At least that’s the impression I get from Yukio Hatoyama’s “troika” efforts that look likely to result in a brokered power-sharing deal between Prime Minister Naoto Kan, Ichiro Ozawa, Yukio Hatyama, and upper house don and fourth tricycle wheel Azuma Koshiishi--before the election. Does Hatoyama (and Kan? Really?) think that it’s that important to abandon any pretense that it’s about policy to prevent Ozawa from taking at most four, five dozen Diet members—a Japan scholar whom I very much respect is willing to take the under in an over-under 20—with him into the wilderness when the DPJ doesn’t have an upper house majority or a lower house supermajority in the first place?

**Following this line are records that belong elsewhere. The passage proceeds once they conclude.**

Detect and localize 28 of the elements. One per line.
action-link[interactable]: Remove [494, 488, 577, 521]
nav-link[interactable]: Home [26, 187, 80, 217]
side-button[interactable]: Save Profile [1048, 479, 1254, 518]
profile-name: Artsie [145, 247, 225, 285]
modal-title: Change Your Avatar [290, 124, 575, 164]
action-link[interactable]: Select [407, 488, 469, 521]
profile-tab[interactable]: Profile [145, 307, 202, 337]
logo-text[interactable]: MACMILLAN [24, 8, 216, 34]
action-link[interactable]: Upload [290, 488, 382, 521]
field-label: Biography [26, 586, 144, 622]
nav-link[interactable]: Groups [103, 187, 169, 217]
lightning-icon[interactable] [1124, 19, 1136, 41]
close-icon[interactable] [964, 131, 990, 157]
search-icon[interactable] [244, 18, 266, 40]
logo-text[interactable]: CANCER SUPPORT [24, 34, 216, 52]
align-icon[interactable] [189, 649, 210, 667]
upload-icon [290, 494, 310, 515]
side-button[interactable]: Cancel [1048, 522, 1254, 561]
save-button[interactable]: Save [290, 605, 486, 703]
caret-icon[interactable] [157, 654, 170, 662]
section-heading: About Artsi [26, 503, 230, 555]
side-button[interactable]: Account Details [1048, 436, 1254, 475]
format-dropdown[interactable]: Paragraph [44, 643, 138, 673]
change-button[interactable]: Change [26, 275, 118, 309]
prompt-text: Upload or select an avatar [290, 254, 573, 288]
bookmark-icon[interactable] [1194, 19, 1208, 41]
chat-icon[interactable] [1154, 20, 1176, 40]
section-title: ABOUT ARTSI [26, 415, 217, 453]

I hope against hope that it won’t turn out exactly like what it appears to be: the three (four?) self-appointed founding fathers—they’re 63, 68, 63, and 74 years old respectively, for Christ’s sake—abandoning any pretence of policy differences and getting together to stave off the brave new world for at least another election cycle. But let’s wait and see what Kan and Ozawa have to talk about.
BYW I wonder if Hatoyama and his pals throwing the “troika” word around know exactly where the troika reference initially came from. That’s not all. The term, you may recall, more recently graced the popular political lexicon specifically to describe a certain power-sharing arrangement between Georgy Molotov, Laverntyi Beria, and Vyacheslav Malenkov. And we all know how that one turned out.
(Confession: I’ve been calling a brokered deal, but one before the actual election will be professionally inconvenient.)
Incidentally, the Japanese rendering of troika (トロイカ=toroika) can also mean something else. And I’m not talking about fatty squid. Just sayin’.
4 comments:
Okumura-san,
Perhaps you can comment on the speculation about Ozawa and most of the LDP, along with some other stray elements, combining to form a temporary government. One argument that seems to be put forth is that the existing nejirekokkai can't really last that long as the likely opposition demand for any support is an early election.
By the way, what is your prediction for a final tally in an Ozawa-Kan race?
Paxy: I have no idea what the finally tally, if the election actually happens, will be. It’s just that Ozawa comes with too many negatives for the DPJ that I can’t believe that he’ll pick up many fence-sitters or enough non-Diet votes to eat into a Diet member deficit that he can make it over the top.
I don’t believe that Ozawa can carry enough Diet members out of the DPJ to form a majority in the lower house nor that there will be nearly enough LDP lower house members who cannot hold onto their cards until a more palatable suitor arrives. But I’m really just speculating here.